Project Vesperi Preview: College Students Built a Sci-Fi Narrative Game, Then Made It Real
Last Praetorian Interactive turned their college project into a full branching narrative game set on Venus, launching April 24 with 10+ endings.
April 1, 2026 · 3 min read
Been gaming since the PS1 days. I have opinions and I'm not afraid to share them. If a game respects my time, I'll respect it back.

A group of college students built a narrative sci-fi game as their final project. It was supposed to be a free demo. Now it's launching as a full indie release on April 24, and it might be one of the most interesting choice-driven games of the year.
Project Vesperi comes from Last Praetorian Interactive, a studio that formed when those students graduated and decided their demo deserved to become something bigger. The result is a movie-length branching narrative set on Venus in 2083, where every decision shapes not just the story but whether each character lives or dies.

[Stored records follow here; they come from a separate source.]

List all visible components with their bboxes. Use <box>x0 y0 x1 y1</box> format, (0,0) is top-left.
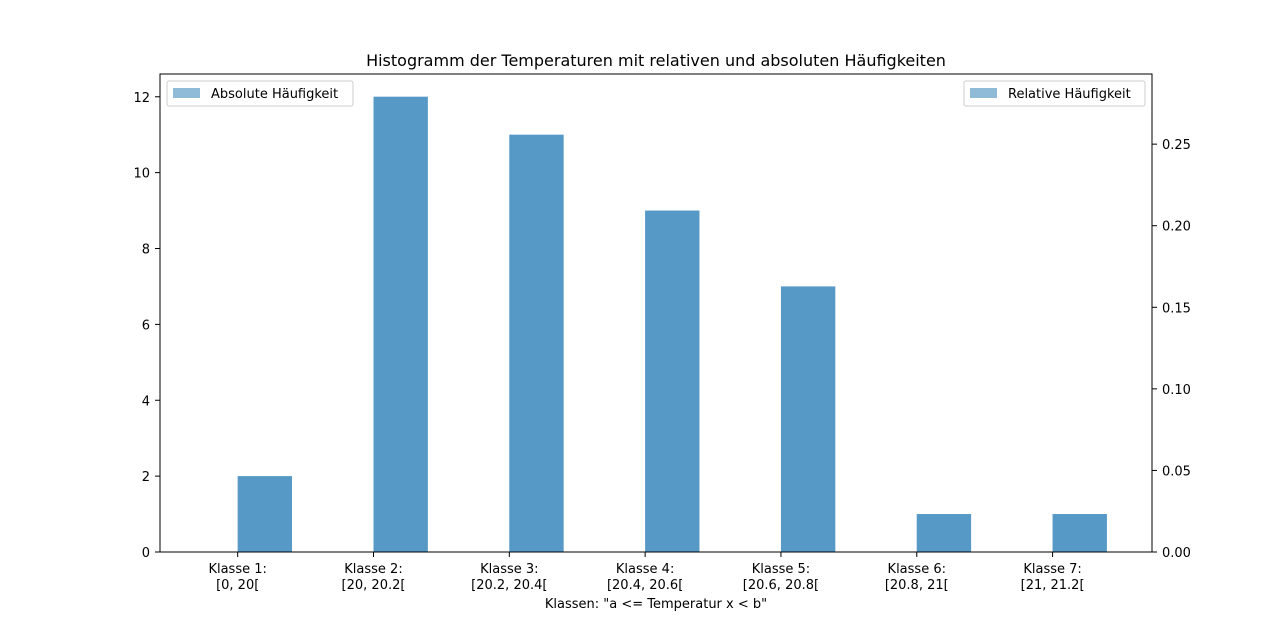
bar-relative-7 <box>1052 513 1107 552</box>
y-left-tick-label: 6 <box>142 318 150 333</box>
y-right-tick-label: 0.20 <box>1162 220 1191 235</box>
x-tick-label: [20.4, 20.6[ <box>607 578 683 593</box>
bar-relative-2 <box>373 96 428 552</box>
y-right-tick-label: 0.15 <box>1162 301 1191 316</box>
legend-absolute-swatch <box>173 88 200 98</box>
x-tick-label: Klasse 2: <box>344 562 402 577</box>
legend-relative-swatch <box>970 88 997 98</box>
bar-relative-3 <box>509 134 564 552</box>
y-axis-left: 0 2 4 6 8 10 12 <box>133 91 160 561</box>
legend-relative: Relative Häufigkeit <box>963 80 1146 107</box>
y-left-tick-label: 10 <box>133 167 150 182</box>
legend-absolute-frame <box>166 80 354 107</box>
x-tick-label: [0, 20[ <box>216 578 259 593</box>
x-tick-label: [21, 21.2[ <box>1021 578 1085 593</box>
y-right-tick-label: 0.25 <box>1162 138 1191 153</box>
bars-relative <box>237 96 1107 552</box>
x-tick-label: Klasse 6: <box>888 562 946 577</box>
y-left-tick-label: 8 <box>142 243 150 258</box>
x-tick-label: Klasse 4: <box>616 562 674 577</box>
legend-absolute-label: Absolute Häufigkeit <box>211 87 338 102</box>
legend-absolute: Absolute Häufigkeit <box>166 80 354 107</box>
x-tick-label: Klasse 3: <box>480 562 538 577</box>
bar-relative-6 <box>916 513 972 552</box>
bar-relative-1 <box>237 476 293 552</box>
y-left-tick-label: 4 <box>142 394 150 409</box>
y-left-tick-label: 2 <box>142 470 150 485</box>
bar-relative-5 <box>780 286 836 552</box>
x-axis: Klasse 1:[0, 20[ Klasse 2:[20, 20.2[ Klass… <box>208 552 1085 593</box>
plot-frame <box>159 73 1153 553</box>
x-tick-label: [20.2, 20.4[ <box>471 578 547 593</box>
x-tick-label: [20.6, 20.8[ <box>743 578 819 593</box>
x-tick-label: Klasse 5: <box>752 562 810 577</box>
x-tick-label: [20.8, 21[ <box>885 578 949 593</box>
x-tick-label: [20, 20.2[ <box>342 578 406 593</box>
y-right-tick-label: 0.05 <box>1162 464 1191 479</box>
x-tick-label: Klasse 1: <box>208 562 266 577</box>
x-tick-label: Klasse 7: <box>1023 562 1081 577</box>
y-left-tick-label: 12 <box>133 91 150 106</box>
chart-title: Histogramm der Temperaturen mit relative… <box>366 51 946 70</box>
y-axis-right: 0.00 0.05 0.10 0.15 0.20 0.25 <box>1152 138 1191 561</box>
y-left-tick-label: 0 <box>142 546 150 561</box>
x-axis-label: Klassen: "a <= Temperatur x < b" <box>545 597 767 612</box>
y-right-tick-label: 0.10 <box>1162 383 1191 398</box>
bar-relative-4 <box>645 210 700 552</box>
legend-relative-frame <box>963 80 1146 107</box>
legend-relative-label: Relative Häufigkeit <box>1008 87 1131 102</box>
y-right-tick-label: 0.00 <box>1162 546 1191 561</box>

Venus, 2083: Earth is Running Out of Options
The setup is classic hard sci-fi. Earth's resources are dwindling. The Unified Nations of Earth has launched missions across the solar system looking for signs of life. On Venus, abandoned terraforming experiments accidentally created a habitable pocket, a zone with reduced pressure and heat where humans can actually survive. That's where Geyser Canyon Station was built. That's where you come in.

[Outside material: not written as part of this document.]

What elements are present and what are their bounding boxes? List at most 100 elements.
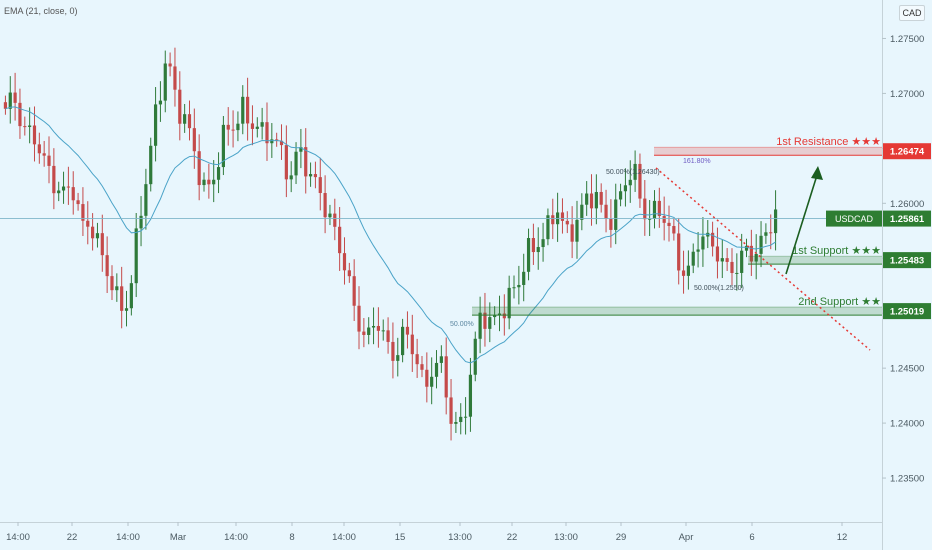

You play as Doctor Evelyn Roth, a UNE astrobiologist who has dedicated her career to searching for life beyond Earth. When an anomaly is detected on Venus, Evelyn must decide how far she's willing to go to secure it. Things get complicated when an intruder appears at the station.
Choices That Actually Change Things
Last Praetorian Interactive built Project Vesperi around meaningful player agency. The game features over ten distinct endings with variations based on decisions made throughout the story. This isn't cosmetic branching where you get the same result with different dialogue. Your choices shape how other characters perceive Evelyn, unlock new conversation pathways, and determine who survives.
Every character in the game can die depending on your decisions. The developers designed it for replays, encouraging players to explore different approaches and see how dramatically the narrative can shift. How you handle conflict matters. Whether you're aggressive, diplomatic, or somewhere between changes everything.
From Student Demo to Full Release
The origin story here is worth noting. Project Vesperi started as a student project, a polished demo that was supposed to release for free. The team graduated, looked at what they'd built, and realized it could be more. They expanded the scope, added content, and transformed it into a complete cinematic experience.
The original student demo remains available for free on Steam, serving as both a preview and a snapshot of where the project started. The full game launches at a small indie price point, reflecting the team's background while delivering a significantly expanded experience.
For players who want deeper context, the developers have produced a series of interviews called "Venus Unveiled" featuring the cast, crew, and development team. It's a nice touch that shows genuine investment in the world they've created.
What to Expect
Project Vesperi promises lifelike performances, rich world-building, and tense action sequences packed into its movie-length runtime. The sci-fi setting on Venus gives it visual distinctiveness. The branching structure gives it replay value. The underdog origin gives it heart.
The game carries a mature content warning for frequent violence and gore, so expect the narrative to have real stakes. When characters can die based on your choices, those deaths apparently carry weight.
It launches April 24, 2026 on Steam and Epic Games Store. If you're into narrative games where decisions matter, a team of ex-students betting on their passion project might just deliver something worth your time.